Jennifer Bray

Children who experience child abuse are nine times more likely to become involved in criminal activity. Children who have been abused are 25 percent more likely to experience teen pregnancy.

And of those people in substance abuse treatment, two-thirds report being abused as children. The financial cost of child abuse in the U.S. is estimated at $585 billion.

When I read those statistics, it got me thinking about the abused children that I’ve met over the past five years of prosecuting child abuse cases in Marshall County. It got me wondering, did they make it despite their circumstances

Marshall County indicted 48 cases of child abuse in 2018. It seems that every month there are a handful of new victims to think about, to wonder about.

Have you ever spoken to a child that just seemed special? I have. And she’s also a child who was sexually abused by a close family friend. When I met TB, she was only five years old. Before meeting her, I read about her detailed disclosure of sexual abuse by someone she loved, she trusted. I had never seen a five year old explain the details of sexual abuse so clearly, yet still age appropriate. I have also never seen a five year old who was so outgoing and smart.
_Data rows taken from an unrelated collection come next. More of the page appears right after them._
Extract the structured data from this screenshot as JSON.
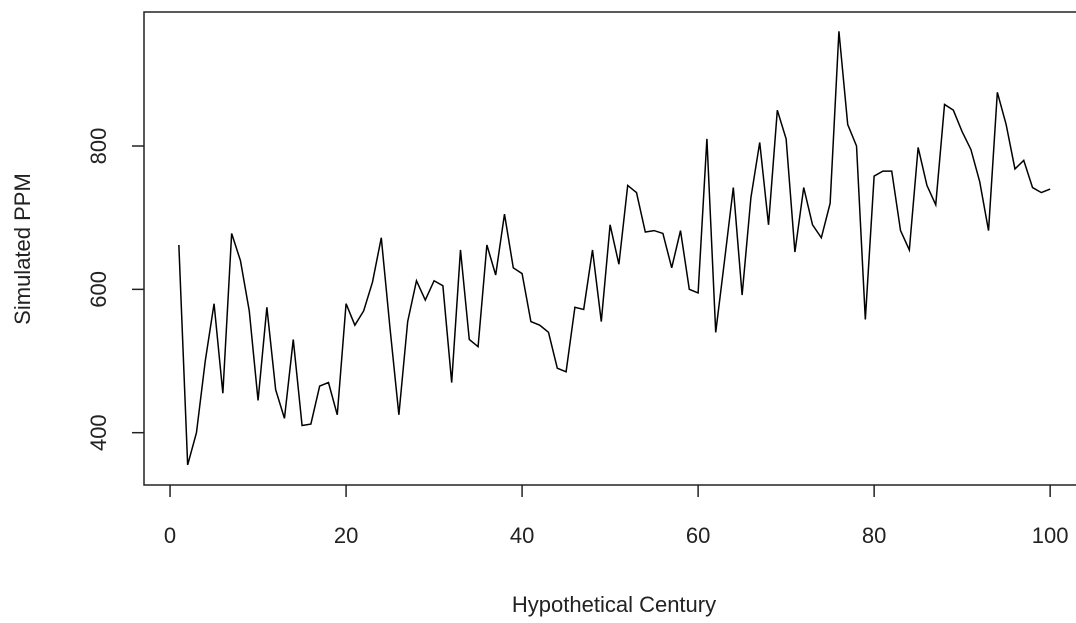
{
  "chart_data": {
    "type": "line",
    "x_label": "Hypothetical Century",
    "y_label": "Simulated PPM",
    "x": [
      1,
      2,
      3,
      4,
      5,
      6,
      7,
      8,
      9,
      10,
      11,
      12,
      13,
      14,
      15,
      16,
      17,
      18,
      19,
      20,
      21,
      22,
      23,
      24,
      25,
      26,
      27,
      28,
      29,
      30,
      31,
      32,
      33,
      34,
      35,
      36,
      37,
      38,
      39,
      40,
      41,
      42,
      43,
      44,
      45,
      46,
      47,
      48,
      49,
      50,
      51,
      52,
      53,
      54,
      55,
      56,
      57,
      58,
      59,
      60,
      61,
      62,
      63,
      64,
      65,
      66,
      67,
      68,
      69,
      70,
      71,
      72,
      73,
      74,
      75,
      76,
      77,
      78,
      79,
      80,
      81,
      82,
      83,
      84,
      85,
      86,
      87,
      88,
      89,
      90,
      91,
      92,
      93,
      94,
      95,
      96,
      97,
      98,
      99,
      100
    ],
    "series": [
      {
        "name": "Simulated PPM",
        "color": "#000000",
        "values": [
          662,
          355,
          400,
          500,
          580,
          455,
          678,
          640,
          570,
          445,
          575,
          460,
          420,
          530,
          410,
          412,
          465,
          470,
          425,
          580,
          550,
          570,
          610,
          672,
          545,
          425,
          555,
          612,
          585,
          612,
          605,
          470,
          655,
          530,
          520,
          662,
          620,
          705,
          630,
          622,
          555,
          550,
          540,
          490,
          485,
          575,
          572,
          655,
          555,
          690,
          635,
          745,
          735,
          680,
          682,
          678,
          630,
          682,
          600,
          595,
          810,
          540,
          640,
          742,
          592,
          728,
          805,
          690,
          850,
          810,
          652,
          742,
          690,
          672,
          720,
          960,
          830,
          800,
          558,
          758,
          765,
          765,
          682,
          655,
          798,
          745,
          718,
          858,
          850,
          820,
          795,
          750,
          682,
          875,
          830,
          768,
          780,
          742,
          735,
          740
        ]
      }
    ],
    "xlim": [
      -2.96,
      103.96
    ],
    "ylim": [
      327,
      987
    ],
    "xticks": [
      0,
      20,
      40,
      60,
      80,
      100
    ],
    "yticks": [
      400,
      600,
      800
    ]
  }
}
I have never seen a little girl get on the witness stand so bravely. TB so honestly and painfully told her story that there were tears coming from all directions in the courtroom. I was so proud of her.

Her testimony convicted her abuser, Christopher Elkins, of sexual abuse, and he was sentenced to serve the maximum 20 years in prison. When talking to TB about her abuse, I would think to myself “she’s going to be all right.”

I say all of that about TB to say that I am hopeful she will not become one of those statistics. It seems that if someone like her can’t make it through, I don’t know who could. I think about TB and all the other children I’ve worked with often – hoping they did not or will not become a statistic.

What can you do to help abused children? You can support the Child Advocacy Center of Marshall County. The women at the CAC are helping children cope with their abuse through therapy every day, at no cost to their families.

If you have time or resources, contact the CAC to see how you can help volunteer or donate. I ask that you get involved as a participant or volunteer with the CAC Superhero 5k and 1 Mile Fun Run being held on May 18th in Guntersville.

Without the CAC and the wonderful women who work there, the abused children in Marshall County would not get the help they deserve. Most importantly, since April is Child Abuse Prevention and Awareness Month, I ask that you use that month to educate yourself on what to do if a child ever discloses abuse to you. The chances are this will happen at some point in your life, and it is imperative that as a trusted adult, you do the right thing.